Palace and chapel at Aachen

Date: 805 (dedication), 1355 to 1414 (choir expansion)
Location or Findspot (Modern-Day Country): Germany
Medium: Bronze, Porphyry, Stone
Description: At the end of the eighth century, Charlemagne (ca. 748–814) chose Aachen as the main palace of his traveling court. Two-story walkways connected a monumental central gatehouse with an apsed audience hall to the north and a chapel to the south. Additional buildings included a library-scriptorium, a mint, and housing for family and troops. There was also a royal hunting park and menagerie, which housed the elephant sent to Charlemagne as a diplomatic gift by Harun al-Rashid, the Abbasid caliph in Baghdad. The palace has only been partially recovered archaeologically, but scholars have reconstructed its layout from Carolingian poems that led listeners through the spaces.

The octagonal chapel was built by Odo of Metz and dedicated in 805. It was lavishly decorated with new works in bronze and with marble and porphyry spolia. Booty from the Avars defeated in 796 helped fund the chapel, which also attracted many later donations; the central chandelier was given in the 1160s by King Frederick I Barbarossa.
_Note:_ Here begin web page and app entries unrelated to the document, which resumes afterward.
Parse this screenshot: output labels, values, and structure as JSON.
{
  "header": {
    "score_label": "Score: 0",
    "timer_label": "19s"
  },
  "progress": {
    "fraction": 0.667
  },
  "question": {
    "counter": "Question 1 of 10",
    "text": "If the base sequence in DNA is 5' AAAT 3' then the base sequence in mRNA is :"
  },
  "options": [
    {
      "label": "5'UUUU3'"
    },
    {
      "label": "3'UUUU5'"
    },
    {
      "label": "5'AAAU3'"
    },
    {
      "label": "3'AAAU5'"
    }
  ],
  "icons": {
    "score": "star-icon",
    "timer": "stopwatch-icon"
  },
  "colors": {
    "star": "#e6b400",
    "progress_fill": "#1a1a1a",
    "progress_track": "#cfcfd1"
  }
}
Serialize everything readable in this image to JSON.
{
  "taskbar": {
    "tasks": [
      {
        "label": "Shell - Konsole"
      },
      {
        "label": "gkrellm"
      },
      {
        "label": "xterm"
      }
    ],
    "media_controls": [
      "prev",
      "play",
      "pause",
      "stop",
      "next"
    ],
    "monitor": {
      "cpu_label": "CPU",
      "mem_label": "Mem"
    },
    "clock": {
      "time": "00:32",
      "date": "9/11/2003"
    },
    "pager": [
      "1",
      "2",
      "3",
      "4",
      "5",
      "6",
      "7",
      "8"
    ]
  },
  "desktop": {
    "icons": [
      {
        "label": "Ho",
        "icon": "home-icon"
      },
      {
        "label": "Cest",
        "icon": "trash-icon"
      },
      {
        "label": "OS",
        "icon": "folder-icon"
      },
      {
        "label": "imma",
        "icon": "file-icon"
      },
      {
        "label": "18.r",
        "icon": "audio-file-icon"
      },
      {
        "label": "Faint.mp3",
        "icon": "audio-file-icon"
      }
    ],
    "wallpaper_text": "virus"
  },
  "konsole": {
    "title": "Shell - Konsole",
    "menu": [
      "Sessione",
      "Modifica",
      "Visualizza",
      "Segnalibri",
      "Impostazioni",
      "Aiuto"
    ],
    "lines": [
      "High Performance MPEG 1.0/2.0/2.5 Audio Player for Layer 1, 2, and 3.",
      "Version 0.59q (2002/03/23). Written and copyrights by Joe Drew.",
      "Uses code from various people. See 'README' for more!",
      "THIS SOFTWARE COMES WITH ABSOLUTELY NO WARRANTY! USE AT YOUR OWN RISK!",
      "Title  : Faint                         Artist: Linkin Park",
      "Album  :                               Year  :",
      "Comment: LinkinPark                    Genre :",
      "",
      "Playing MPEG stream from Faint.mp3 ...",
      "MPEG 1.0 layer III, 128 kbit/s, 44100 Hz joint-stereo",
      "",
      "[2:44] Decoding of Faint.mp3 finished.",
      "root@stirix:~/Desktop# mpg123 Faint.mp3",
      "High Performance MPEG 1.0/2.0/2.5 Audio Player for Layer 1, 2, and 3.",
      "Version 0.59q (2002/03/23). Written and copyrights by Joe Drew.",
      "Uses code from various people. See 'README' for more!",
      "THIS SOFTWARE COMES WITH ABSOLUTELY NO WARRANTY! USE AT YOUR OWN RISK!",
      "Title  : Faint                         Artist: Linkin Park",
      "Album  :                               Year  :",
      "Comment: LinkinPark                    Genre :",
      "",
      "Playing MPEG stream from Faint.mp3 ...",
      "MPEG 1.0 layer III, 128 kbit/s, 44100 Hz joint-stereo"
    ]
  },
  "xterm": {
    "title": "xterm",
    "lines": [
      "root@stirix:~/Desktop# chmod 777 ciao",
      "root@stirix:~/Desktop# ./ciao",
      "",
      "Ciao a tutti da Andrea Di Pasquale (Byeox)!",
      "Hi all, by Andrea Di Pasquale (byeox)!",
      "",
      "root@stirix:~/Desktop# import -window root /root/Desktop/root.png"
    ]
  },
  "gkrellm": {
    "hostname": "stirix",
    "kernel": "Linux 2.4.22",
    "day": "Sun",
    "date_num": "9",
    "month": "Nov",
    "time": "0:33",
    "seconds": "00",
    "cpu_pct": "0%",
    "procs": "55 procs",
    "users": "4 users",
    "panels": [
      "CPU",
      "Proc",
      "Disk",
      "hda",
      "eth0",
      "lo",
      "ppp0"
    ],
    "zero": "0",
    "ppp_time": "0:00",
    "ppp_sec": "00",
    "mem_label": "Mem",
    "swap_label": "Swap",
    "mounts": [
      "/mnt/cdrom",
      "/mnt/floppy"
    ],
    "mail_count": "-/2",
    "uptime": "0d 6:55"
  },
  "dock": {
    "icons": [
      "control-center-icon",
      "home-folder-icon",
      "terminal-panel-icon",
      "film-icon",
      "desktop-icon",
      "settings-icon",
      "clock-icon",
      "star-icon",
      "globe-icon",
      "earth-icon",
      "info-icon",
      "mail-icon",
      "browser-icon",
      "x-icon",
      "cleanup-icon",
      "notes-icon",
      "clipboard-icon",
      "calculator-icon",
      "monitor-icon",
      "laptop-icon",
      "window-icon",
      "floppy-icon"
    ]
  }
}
Aachen was raided by Vikings later in the ninth century and renovated by the Ottonians in 983. Pilgrimage to the site increased after Charlemagne was (unofficially) canonized in 1165 and his remains translated to a Roman sarcophagus and then, in 1215, to a golden reliquary shrine. Between 1355 and 1414, the palace chapel was extended eastward with a new Gothic-style choir. German kings and Holy Roman Emperors were crowned at Aachen until the sixteenth century.